Amplified expression, purification and functional reconstitution of the dipeptide and tripeptide transport protein of Lactococcus lactis

Transport of hydrophilic dipeptides and tripeptides into Lactococcus lactis is mediated by a protonmotive-force-driven peptide-transport protein (DtpT) that shares similarity to eukaryotic peptide transporters, e.g. from yeasts, plants, and the kidney and small intestine of rabbit, man and rat. The expression level of DtpT protein in L. lactis was increased (20-40-fold) to approximately 10% of total integral membrane protein by means of a low-copy-number vector and selecting the appropriate growth conditions. Membrane vesicles bearing the DtpT-His(6) protein (containing a C-tenninal factor-Xa cleavage site and a six-histidine-tag) showed a Pro-Ala uptake activity that was half that of membranes containing the wild-type protein. The activity in the DtpT-His(6) membrane vesicles increased at least 50 % upon removal of the His(6) tag from the protein.
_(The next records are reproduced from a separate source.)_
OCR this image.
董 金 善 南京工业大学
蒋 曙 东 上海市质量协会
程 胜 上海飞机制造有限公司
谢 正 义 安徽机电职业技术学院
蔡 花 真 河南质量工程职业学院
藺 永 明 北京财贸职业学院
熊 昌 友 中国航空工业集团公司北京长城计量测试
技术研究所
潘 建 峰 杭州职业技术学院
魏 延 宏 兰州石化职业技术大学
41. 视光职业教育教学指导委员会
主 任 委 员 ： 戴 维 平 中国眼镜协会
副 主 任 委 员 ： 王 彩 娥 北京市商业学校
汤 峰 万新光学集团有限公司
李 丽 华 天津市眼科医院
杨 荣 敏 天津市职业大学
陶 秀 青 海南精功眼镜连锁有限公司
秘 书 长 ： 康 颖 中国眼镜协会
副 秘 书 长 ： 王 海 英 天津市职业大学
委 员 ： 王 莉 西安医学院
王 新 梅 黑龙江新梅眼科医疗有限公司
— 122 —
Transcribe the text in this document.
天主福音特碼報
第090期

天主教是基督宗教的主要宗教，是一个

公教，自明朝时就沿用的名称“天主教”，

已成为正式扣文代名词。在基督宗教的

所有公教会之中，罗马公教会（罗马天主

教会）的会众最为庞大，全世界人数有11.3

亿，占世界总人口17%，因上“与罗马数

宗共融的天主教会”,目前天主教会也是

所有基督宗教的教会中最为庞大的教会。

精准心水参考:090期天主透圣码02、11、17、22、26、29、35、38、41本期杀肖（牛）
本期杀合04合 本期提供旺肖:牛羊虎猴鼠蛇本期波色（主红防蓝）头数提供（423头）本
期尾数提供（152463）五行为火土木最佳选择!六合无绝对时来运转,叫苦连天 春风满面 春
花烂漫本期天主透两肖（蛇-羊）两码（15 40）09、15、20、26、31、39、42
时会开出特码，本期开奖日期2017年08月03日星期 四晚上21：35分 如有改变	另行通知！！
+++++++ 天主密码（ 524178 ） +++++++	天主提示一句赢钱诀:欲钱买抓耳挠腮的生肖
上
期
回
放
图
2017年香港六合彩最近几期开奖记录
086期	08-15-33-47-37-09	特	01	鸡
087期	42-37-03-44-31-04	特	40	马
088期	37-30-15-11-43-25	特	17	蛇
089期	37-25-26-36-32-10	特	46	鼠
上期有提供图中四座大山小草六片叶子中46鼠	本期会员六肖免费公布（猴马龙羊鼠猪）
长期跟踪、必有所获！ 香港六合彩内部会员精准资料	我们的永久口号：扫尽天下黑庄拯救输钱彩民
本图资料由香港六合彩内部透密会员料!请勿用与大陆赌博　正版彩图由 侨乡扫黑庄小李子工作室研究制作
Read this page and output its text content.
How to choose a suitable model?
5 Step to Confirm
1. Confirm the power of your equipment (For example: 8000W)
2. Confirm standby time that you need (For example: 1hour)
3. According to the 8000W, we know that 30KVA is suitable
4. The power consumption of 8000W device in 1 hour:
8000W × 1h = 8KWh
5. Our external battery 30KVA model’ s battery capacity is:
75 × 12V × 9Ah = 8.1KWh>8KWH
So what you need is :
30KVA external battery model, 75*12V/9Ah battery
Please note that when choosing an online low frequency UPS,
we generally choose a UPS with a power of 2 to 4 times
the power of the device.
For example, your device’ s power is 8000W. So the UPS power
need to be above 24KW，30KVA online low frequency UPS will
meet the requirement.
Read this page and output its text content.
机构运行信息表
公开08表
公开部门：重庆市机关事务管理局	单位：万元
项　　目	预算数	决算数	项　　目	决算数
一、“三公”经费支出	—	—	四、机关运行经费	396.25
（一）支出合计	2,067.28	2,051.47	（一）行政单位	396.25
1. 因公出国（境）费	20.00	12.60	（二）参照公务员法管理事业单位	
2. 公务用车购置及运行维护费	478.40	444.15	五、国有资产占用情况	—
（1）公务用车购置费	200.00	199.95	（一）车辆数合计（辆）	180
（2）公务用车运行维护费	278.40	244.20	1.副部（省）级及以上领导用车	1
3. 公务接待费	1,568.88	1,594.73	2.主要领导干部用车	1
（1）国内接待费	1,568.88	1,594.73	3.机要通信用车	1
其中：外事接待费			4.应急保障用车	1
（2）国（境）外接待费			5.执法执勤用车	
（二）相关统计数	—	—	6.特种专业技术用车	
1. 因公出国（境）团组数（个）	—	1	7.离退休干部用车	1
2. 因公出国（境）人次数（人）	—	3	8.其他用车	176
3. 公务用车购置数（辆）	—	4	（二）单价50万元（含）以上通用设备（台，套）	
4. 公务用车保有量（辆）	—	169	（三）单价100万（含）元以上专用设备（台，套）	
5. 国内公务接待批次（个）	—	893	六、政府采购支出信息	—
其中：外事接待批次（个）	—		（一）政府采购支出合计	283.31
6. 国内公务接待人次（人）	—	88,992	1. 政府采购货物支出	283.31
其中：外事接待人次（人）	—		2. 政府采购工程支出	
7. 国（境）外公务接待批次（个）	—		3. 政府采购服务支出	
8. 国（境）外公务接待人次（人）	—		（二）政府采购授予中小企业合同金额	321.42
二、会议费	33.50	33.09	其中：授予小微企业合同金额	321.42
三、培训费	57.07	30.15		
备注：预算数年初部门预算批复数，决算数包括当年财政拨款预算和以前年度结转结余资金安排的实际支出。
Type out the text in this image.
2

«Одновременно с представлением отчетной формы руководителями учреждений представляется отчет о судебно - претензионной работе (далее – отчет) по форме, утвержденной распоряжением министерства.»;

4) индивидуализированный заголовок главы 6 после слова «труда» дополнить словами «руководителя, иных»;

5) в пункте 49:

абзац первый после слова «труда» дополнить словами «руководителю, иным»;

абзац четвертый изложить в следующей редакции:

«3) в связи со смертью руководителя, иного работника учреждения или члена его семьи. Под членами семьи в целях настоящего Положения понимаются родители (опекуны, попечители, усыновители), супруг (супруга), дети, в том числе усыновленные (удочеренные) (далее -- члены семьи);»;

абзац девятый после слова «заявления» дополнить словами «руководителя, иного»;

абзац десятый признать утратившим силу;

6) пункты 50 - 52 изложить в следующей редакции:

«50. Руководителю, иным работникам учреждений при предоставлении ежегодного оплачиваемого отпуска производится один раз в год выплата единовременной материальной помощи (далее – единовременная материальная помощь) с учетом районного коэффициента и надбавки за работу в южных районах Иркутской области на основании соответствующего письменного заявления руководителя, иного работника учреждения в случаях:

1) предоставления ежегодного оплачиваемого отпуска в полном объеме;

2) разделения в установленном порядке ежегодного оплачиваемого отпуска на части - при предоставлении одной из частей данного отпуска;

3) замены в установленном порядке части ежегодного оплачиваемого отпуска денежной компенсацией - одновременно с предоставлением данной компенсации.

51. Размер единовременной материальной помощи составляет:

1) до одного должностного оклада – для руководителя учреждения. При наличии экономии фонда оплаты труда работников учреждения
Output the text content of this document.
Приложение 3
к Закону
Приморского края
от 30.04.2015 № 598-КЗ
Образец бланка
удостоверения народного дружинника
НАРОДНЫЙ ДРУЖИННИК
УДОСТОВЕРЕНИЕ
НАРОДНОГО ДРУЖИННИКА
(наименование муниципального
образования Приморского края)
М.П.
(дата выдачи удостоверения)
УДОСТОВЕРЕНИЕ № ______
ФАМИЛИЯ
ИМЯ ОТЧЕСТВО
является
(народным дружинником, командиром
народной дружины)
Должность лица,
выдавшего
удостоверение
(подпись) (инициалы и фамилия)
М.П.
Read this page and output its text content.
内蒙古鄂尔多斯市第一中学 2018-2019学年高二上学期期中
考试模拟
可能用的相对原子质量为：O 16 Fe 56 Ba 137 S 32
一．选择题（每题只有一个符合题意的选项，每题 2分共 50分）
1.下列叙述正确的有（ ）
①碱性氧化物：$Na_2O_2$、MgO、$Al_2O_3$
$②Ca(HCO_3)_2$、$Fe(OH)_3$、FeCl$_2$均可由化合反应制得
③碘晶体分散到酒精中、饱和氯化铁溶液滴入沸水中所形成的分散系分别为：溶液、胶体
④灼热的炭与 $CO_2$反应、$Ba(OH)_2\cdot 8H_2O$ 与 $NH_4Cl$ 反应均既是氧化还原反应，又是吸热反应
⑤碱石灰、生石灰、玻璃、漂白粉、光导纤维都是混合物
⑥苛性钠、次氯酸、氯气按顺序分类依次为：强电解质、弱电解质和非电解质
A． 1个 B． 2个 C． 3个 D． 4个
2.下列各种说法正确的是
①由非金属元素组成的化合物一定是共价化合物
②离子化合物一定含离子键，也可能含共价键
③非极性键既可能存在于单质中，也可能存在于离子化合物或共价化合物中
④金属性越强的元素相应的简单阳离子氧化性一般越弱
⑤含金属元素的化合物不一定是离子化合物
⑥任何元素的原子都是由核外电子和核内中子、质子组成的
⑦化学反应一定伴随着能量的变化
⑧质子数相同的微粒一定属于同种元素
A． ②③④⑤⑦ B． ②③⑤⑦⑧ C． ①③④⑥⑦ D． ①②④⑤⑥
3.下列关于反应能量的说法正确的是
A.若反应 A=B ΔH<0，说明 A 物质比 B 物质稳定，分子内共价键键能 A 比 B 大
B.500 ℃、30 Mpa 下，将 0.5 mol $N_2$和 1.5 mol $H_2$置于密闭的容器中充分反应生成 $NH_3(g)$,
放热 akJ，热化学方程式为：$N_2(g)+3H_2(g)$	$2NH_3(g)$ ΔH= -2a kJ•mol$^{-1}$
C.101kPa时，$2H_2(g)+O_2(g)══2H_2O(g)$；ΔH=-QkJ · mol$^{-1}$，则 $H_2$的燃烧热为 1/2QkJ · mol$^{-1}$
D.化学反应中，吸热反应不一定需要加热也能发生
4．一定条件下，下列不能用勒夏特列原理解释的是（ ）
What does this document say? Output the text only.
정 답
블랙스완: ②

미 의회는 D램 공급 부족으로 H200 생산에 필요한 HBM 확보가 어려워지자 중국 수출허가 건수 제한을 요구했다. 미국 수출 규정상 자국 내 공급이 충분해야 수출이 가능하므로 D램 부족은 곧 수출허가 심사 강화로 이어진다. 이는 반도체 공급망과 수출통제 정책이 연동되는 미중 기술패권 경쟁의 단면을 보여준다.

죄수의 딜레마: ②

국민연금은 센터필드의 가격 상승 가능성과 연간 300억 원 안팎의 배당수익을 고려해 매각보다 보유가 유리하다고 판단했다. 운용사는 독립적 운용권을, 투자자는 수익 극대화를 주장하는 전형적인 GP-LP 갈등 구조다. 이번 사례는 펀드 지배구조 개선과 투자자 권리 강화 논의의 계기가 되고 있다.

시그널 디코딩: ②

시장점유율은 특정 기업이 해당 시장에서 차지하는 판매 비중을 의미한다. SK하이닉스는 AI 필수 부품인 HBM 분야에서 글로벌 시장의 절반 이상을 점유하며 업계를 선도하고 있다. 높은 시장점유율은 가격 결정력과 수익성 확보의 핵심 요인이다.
More than 95 % DtpT was solubilized from 'L. lactis membranes in the presence of 1 % (mass/vol.) n-dodecyl-beta-D-maltoside: and approximately 2 mg DtpT-His, was purified by Ni2+-chelate affinity chromatography from 200 mg membrane protein. Purified DtpT-His, was reconstituted unidirectionally into detergent-saturated formed liposomes, which were prepared from Escherichia coli phospholipid and phosphatidylcholine; the detergent was removed by adsorption to polystyrene beads. The highest uptake activities were obtained when DtpT was incorporated into liposomes that were treated with a low amount of n-dodecyl-beta-D-maltoside (onset of liposome solubilization). The uptake activity could be improved by addition of NaCl (200 mM) and lipids (2 mg/ml) during the solubilization, purification and reconstitution steps.